Headed to San Juan Island in July, for a 3 month stint of traditional family medicine. Outpatient and inpatient duties, and (without actually wishing injury on anyone), I can hardly wait to do some stitches again! I’m very excited to work with the providers in Friday Harbor, and to explore the beautiful Pacific Northwest in my time off.

The Vaccine Challenge

April 24, 2015

Flu season is almost over for us humans, so if your flu shot kept you healthy this year, be grateful.

Unfortunately 7 million birds in the US haven’t been that lucky. That’s the number of dead or killed poultry due to bird flu on Midwest farms since March. This is not the same H5N1 virus that’s been responsible for bird flu outbreaks in Asia for the past decade. This is H5N2, a new combination spun off by the roulette wheel of Mother Nature as 15 “H” proteins and 9 “N” filter through the living systems of a multitude of birds and other susceptible creatures. Like, hmmm, us.

This particular virus has caused no human cases in the US. There is little imminent risk to humans as it will take significant changes of the viral particle for it to cause disease in us, however the fact is we have no idea when one of these bird flu iterations will make that leap into the human pool. What is clear is that all flu viruses that do infect humans—the ones we prudent citizens get vaccines against each year—start in birds. The largest flu pandemic ever recorded was the 1918 “Spanish” flu which likely began in the United States and took the lives of 50-100 million people around the world over the ensuing 3 years.

What can we do about it?

CDC has already collected “seed” viruses from this epidemic as potential stock for future vaccine. Considering how much the virus would still have to change to infect humans, it would be a colossal waste of money to manufacture a human vaccine at this point. Much like our flu shot this year missed the strain on one of the three components, flu vaccines only work when they’re very accurately targeted. So human prevention by vaccine is not an option for bird flu at this time, like it is for regular flu.

The dept of agriculture and CDC are on high alert with Midwest farmers to track and control the avian outbreaks through culling—mandatory killing—of infected or exposed poultry, and through stepped up efforts on sanitation. Despite these measures, the virus has continued to spread. No one yet knows how, but there can be no doubt that the extreme crowding of factory farming is ideal for transmission of this disease.
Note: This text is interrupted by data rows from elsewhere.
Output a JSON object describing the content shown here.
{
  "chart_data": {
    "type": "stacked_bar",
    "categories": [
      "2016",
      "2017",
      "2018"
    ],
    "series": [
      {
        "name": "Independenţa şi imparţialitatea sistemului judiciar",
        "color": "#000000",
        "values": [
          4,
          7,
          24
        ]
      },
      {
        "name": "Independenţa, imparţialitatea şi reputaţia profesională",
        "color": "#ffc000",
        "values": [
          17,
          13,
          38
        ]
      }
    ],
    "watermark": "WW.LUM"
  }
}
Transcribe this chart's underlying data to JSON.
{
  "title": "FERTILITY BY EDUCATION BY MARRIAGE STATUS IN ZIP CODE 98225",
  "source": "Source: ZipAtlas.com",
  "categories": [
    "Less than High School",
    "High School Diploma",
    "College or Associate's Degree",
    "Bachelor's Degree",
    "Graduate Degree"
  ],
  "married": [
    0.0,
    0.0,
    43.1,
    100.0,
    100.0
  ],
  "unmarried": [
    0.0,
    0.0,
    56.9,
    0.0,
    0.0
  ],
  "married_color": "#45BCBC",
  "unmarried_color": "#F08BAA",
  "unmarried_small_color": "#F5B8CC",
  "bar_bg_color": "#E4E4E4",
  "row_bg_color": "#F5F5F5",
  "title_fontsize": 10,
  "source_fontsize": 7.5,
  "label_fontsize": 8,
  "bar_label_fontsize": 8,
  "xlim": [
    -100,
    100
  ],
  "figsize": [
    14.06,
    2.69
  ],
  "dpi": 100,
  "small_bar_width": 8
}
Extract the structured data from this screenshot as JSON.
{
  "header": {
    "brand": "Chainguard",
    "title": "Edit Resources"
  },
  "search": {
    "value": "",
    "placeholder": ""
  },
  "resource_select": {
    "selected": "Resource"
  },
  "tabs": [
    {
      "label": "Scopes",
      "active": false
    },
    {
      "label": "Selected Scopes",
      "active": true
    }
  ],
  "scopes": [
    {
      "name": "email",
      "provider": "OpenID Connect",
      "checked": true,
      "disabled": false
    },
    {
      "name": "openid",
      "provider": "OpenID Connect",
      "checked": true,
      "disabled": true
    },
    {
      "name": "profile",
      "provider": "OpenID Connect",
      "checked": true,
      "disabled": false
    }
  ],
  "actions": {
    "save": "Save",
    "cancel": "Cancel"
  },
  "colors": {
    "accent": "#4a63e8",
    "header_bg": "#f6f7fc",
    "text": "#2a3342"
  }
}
From experience in Asia we know that wild birds often carry avian flu over wide areas, spreading it through tiny rural farms as well as large urban areas. We also know that all types of flu are spread by close contact. Both of these vectors are likely responsible for the recent arrival of this strain.

We need to be doing research into better vaccine production methods. Current processes haven’t changed since they were invented and rely on the slow and unpredictable means of growing the organisms, which are then inactivated or killed prior to being made into vaccine. This method takes several months for each batch. It would take years to manufacture enough vaccine for a new flu. By then the number of worldwide deaths would dwarf the 1918 tragedy.

Pharmaceutical companies are not likely to take up this challenge; there is no money in it, at least not until there is a pandemic, and by then it will be too late. Government entities like NIH and CDC excel at research, but our less-is-less Congress has been parsimonious with funding.

While I am no fan of factory farming, even if we stopped totally today we still have the wild birds to contend with. But reducing or eliminating the close confines of livestock will slow the spread, and everything we can do to buy the birds more time, buys us more time to develop prevention and cure.

For the first time in history we are watching the gestation of the next virus likely to cause a pandemic. The virus must continue to alter itself through generations of folding and unfolding and rearranging those “H” and “N” proteins to be infectious and lethal to humans. We don’t know if that will take 1 year or 5, 20 or 50, but we do know it will come.

We must fund work on real-time vaccine technology, but we probably won’t. At least not until bird flu starts killing us. And when it does, we shouldn’t be surprised.